Mary's career as a print journalist had paralleled Markus' in television, as best Martha could determine. Mary's book on the '88 campaign had sold reasonably well, although it was poorly promoted. Mary never even appeared on the local talk shows.
Martha had followed their careers, but there was no contact with either of them. The last she had seen them was when they, together, turned in their final exams, said goodbyes to their classmates and departed. Perhaps that is why the voice jarred her so. It was so much Markus' voice, "Dr. Knight."
She looked up from her desk and there he stood, looking very much the way he did twenty years before. Perhaps he even looks younger, she thought. "I'm Mark Mathews. Markus Mathews, Jr."
"Oh, yes. There is a family resemblance."
"You're exactly as I pictured you. Mother told me so much about you that I feel like I've known you all of my life."
"Really? Well, have a seat. And how is your mother?"
"Oh, I just assumed you knew. Mother died in '90, soon after we moved back here."

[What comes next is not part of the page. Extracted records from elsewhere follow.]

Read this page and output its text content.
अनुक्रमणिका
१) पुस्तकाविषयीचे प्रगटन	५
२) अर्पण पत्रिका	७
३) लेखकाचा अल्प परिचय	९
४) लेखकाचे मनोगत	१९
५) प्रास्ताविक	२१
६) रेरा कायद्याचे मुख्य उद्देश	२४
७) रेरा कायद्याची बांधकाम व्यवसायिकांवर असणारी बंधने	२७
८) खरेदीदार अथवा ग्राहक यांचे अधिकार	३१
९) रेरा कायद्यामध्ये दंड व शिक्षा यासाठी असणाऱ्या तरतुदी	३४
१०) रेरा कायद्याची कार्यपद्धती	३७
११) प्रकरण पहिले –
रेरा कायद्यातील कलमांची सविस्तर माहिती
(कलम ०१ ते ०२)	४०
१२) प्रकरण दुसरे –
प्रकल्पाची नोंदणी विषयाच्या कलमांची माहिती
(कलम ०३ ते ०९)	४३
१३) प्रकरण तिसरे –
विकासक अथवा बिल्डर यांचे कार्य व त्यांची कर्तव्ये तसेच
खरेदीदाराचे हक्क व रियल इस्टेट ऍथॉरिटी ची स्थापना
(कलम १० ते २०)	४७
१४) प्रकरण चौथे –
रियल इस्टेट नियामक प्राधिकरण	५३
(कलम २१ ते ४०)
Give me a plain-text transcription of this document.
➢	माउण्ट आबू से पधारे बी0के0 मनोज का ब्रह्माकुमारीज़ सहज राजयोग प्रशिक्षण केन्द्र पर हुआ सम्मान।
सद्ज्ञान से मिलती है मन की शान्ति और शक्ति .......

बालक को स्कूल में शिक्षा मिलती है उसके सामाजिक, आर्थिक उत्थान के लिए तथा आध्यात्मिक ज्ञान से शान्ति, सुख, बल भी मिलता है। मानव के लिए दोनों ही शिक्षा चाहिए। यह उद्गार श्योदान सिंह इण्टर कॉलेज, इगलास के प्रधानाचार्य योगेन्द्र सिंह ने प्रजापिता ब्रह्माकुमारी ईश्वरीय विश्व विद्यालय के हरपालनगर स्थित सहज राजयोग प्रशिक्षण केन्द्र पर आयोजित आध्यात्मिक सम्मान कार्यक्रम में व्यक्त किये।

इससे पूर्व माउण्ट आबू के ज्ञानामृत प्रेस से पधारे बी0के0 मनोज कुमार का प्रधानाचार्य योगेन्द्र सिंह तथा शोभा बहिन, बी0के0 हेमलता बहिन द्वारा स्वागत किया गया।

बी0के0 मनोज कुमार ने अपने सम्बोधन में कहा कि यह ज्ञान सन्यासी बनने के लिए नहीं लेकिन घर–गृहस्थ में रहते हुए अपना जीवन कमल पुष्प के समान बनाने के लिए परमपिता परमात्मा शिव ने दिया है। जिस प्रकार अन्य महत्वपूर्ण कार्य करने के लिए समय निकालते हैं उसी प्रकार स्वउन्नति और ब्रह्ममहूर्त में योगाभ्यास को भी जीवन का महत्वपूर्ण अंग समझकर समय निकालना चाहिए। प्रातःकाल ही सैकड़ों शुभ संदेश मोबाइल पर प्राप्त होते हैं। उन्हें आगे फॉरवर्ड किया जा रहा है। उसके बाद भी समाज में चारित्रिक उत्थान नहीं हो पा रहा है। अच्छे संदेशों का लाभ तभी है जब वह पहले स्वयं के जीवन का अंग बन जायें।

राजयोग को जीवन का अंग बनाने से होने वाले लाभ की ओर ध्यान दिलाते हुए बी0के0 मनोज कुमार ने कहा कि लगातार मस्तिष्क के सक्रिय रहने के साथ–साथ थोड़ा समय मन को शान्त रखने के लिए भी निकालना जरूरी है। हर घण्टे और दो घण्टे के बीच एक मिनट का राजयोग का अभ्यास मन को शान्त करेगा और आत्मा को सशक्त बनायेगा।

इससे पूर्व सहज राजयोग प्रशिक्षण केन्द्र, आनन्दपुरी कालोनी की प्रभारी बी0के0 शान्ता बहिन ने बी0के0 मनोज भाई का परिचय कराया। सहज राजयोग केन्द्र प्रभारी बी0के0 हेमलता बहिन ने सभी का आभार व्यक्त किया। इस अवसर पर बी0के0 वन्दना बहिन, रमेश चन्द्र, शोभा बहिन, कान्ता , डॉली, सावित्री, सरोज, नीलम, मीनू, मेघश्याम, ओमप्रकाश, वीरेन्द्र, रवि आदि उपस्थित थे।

"I'm sorry to hear that. How'd it happen?"
"Cancer. She was always such an energetic person, we just assumed she would live forever. The cancer had spread through her system before we knew it."
"Yes, but we survived. Of course, my sisters and I were teenagers, and fairly mature for our ages."
"And your dad?"
"Truthfully, it hit him harder than I thought it would. He and Mother seemed to live separate lives. I actually thought for a time, based on some things Mother told me in her last months, that he brought us back here so he could be near you after Mother died. Now, I understand it was the only way he could look after us children."
Martha smiled in reflecting back. "Your father and I were very close. Closer than ...."
"In love even?"
"In love even! But, it was not a physical-type love. It was a love of mutual respect for each other based on our regard for ideas and our search for truth. He never spoke of me?"
"All he ever said was that you were the best teacher he ever had."
"How nice. But, he was my teacher also. I learned from him the most valuable lesson of my life."
"Really? And what was that?"
"Well, if I have to put it into words, it's that no matter how authoritative society's voice might sound, we still have a responsibility to respond when our personal voice tells us society is wrong. We must act to be true to ourselves and to be a model for others."
"Yes, that sounds like my pop."
"What brings you to Bliss?"
"Mother always wanted me to come to school here. So, I felt I owed it to her at least to apply and look the place over."
"So, you're coming to school here?"
"No. I've decided on State. They have given me a scholarship which will pay all my expenses. This is a lovely campus, though. I'm just a hustle and bustle type person. The atmosphere at State suits me. But, I'm really glad to get to meet you."
Martha rose as the young Markus walked to the door. Somehow she felt a sense of closure. She walked to the window and looked out at the beautiful spring day. There walking away were father and son.